What nudges someone so close to the edge, and then allows him or her to make the leap? In Edgar Allen Poe's "The Cask of Amontillado", one character crosses that invisible line. He commits the murder of one who wronged him. Montresor's motivations for the crime are fueled by his incredible intellect, his ruthlessness, and his need for vengeance. With all Montresor had inside, it took one even for him to make that final leap.
The perfect crime cannot be committed if the mind behind it is imperfect. Montresor relies not on his brute strength, but his intelligence to exact his revenge. Fortunato's weakness is easily exploited and Montresor uses this knowledge to manipulate him. When attempting to lure Fortunato into the catacombs, Montresor says, "AS you are engaged, I am on my way to Luchresi.
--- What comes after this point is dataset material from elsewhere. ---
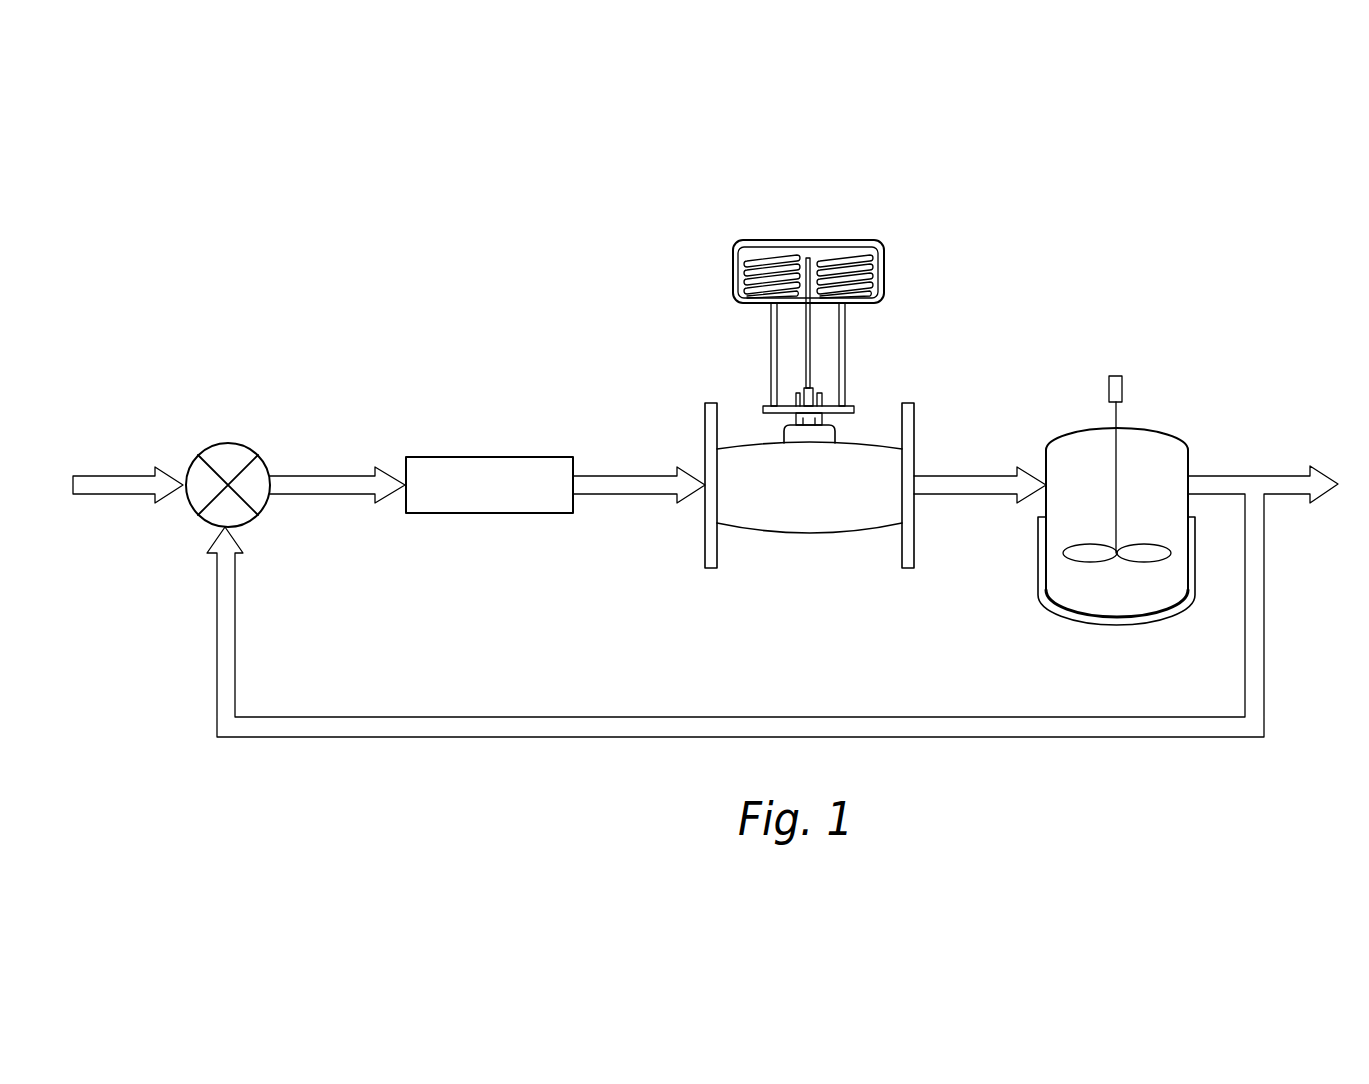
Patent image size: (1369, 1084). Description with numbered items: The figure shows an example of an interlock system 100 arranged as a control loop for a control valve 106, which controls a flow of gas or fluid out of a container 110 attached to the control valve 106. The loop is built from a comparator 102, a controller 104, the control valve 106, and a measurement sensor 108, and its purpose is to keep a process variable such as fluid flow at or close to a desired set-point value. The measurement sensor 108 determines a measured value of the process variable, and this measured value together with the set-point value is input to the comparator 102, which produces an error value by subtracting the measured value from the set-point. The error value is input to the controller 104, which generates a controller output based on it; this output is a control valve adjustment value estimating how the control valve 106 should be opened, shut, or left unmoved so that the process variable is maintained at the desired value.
If any one has a critical turn it is he" (220). While Fortunato responds, ""Luchresi cannot tell Amontillado from Sherry come let us go"(220). Montresor is showing little acceptance of Fortunato's ability in such a way that his victim insists on being led into the trap. Once inside the catacombs, Montresor reveals his "weapon" to Fortunato without any hesitation. With the mention of the masons, and their symbol, the trowel, Montresor answers by "producing from beneath the folds of my roquelaire a trowel"(222). Perhaps arrogance is displayed at that moment, Montresor knowing that Fortunato would never realize his true intentions, so in a way he subtly hints to him the fate that waits.
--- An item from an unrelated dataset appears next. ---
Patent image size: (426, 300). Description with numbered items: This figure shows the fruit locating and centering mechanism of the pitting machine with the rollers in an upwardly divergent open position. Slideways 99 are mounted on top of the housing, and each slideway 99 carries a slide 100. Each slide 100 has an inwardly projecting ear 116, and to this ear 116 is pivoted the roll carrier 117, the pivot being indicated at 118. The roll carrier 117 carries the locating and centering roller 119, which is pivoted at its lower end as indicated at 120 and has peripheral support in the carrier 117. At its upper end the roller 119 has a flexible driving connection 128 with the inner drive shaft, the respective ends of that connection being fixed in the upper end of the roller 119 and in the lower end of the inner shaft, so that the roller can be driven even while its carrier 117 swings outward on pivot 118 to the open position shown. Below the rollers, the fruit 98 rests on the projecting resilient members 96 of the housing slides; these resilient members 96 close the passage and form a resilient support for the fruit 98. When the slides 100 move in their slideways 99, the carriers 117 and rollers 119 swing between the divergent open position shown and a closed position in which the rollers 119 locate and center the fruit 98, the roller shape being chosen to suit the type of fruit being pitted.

Montresor's residence itself has been prepared for the crime. He knew what had to be done for the servants to leave. Montresor says, "I had told them that should not return until the morning, and had given them explicit orders not to stir from the house. These orders were sufficient to insure their immediate disappearance as soon as my back was turned"(221). Montresor knows how people behave; he knows how to manipulate those around him to accomplish what he deems necessary.